West News Wire: Inflation’s subtle sting is catching many Americans off guard, as rising costs eat away at their money and cause big sticker shock at the grocery, petrol station, and almost everywhere else.
For American households, rapidly rising costs have become a major new source of distress. According to a Monmouth University study issued last month, 3 in 10 Americans stated the single largest concern confronting their family right now is everyday costs (15%) or inflation specifically (14%). This is roughly twice the 16% of Americans who said rising costs or family expenditures was their main concern in July, and more than treble the 8% who said it was their top issue in August 2020.
Government data indicates consumer prices last month jumped at their fastest pace since 1982 the tail-end of an agonizing period in the U.S. economy when out-of-control inflation forced policymakers to orchestrate a steep correction that resulted in a recession and double-digit unemployment rates.

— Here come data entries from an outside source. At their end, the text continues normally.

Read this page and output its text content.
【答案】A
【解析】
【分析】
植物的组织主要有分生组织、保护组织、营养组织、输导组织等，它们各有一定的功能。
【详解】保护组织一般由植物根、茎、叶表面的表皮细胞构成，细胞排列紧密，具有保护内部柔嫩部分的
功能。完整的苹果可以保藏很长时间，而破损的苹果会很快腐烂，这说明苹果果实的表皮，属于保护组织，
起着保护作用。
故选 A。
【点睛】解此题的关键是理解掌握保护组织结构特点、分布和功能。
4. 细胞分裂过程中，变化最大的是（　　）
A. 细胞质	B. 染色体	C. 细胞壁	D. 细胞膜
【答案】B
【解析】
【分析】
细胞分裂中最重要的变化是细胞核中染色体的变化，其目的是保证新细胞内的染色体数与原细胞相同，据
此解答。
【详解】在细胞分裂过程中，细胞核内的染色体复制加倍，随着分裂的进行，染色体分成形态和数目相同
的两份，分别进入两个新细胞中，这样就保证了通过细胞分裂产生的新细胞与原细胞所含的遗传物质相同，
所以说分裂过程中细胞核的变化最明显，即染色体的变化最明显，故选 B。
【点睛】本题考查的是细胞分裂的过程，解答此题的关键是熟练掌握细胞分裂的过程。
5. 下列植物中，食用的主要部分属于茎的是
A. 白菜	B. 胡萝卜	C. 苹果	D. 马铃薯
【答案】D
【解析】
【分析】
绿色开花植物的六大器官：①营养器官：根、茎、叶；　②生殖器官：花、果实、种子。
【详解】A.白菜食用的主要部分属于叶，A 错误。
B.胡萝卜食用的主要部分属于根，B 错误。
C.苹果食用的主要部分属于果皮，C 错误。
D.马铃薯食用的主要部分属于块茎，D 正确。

Many who remember this painful historical era are now retiring, and research reveals that peoples’ expectations about inflation are mostly shaped by their experience of it. This results in a “substantial disagreement between young and old individuals in periods of highly volatile inflation,” economists at the University of California, Berkeley, and the University of Chicago, wrote in a 2014 paper. It also suggests a majority of consumers are now unsure of how to navigate inflation or may be less aware of its broader dangers.
Inflation, defined by the Federal Reserve as increases in the overall prices of goods and services over time, means that Americans are going to have to pay more money than they are used to for their essentials and other expenses.
Many Americans were able to save over the course of the pandemic thanks to fiscal support and the fact that COVID-19 shuttered businesses and urged people to stay at home rather than spend on the services they used to go out for, according to Wells Fargo Senior Economist Sarah House.
“But that financial cushion is getting whittled away more quickly. Given these elevated rates of inflation, that savings isn’t stretching as far,” House told reporters.
Chester Spatt, a professor of finance at Carnegie Melon University and former chief economist and director of the SEC’s Office of Economic Analysis, added that rising inflation suggests that Americans’ “spending power, potentially, is going to decrease quite substantially.”
If inflation is rising at a clip of 7%, and your savings account offers interest rates of some 0.5% (or even an enviable higher-yield 1% rate), then “that spending power might decline by about 6%,” Spatt told ABC News.
This means for those with $1,000 saved up, their financial buffer might actually be closer to $940 as inflation at its current pace eats into that money. For those with $10,000 saved up, they might expect to see about $600 seemingly evaporate from that nest egg without even touching it.
People should keep this in mind while performing their purchasing and financial planning, and then examine how they can best adapt to this ever-changing economic reality based on their specific requirements, alternatives, and aspirations.
However, on a larger scale, Scott cautioned that inflation’s unwanted return to the US economy poses “a significant issue.”
“When you consider the actions that may be implemented to combat inflation, they may actually cause the economy to enter a recession; this may be essential, as it was in the 1980s,” said Spatt. “One of the lessons of the 1980s is that it’s not simple to get it out of the economy.”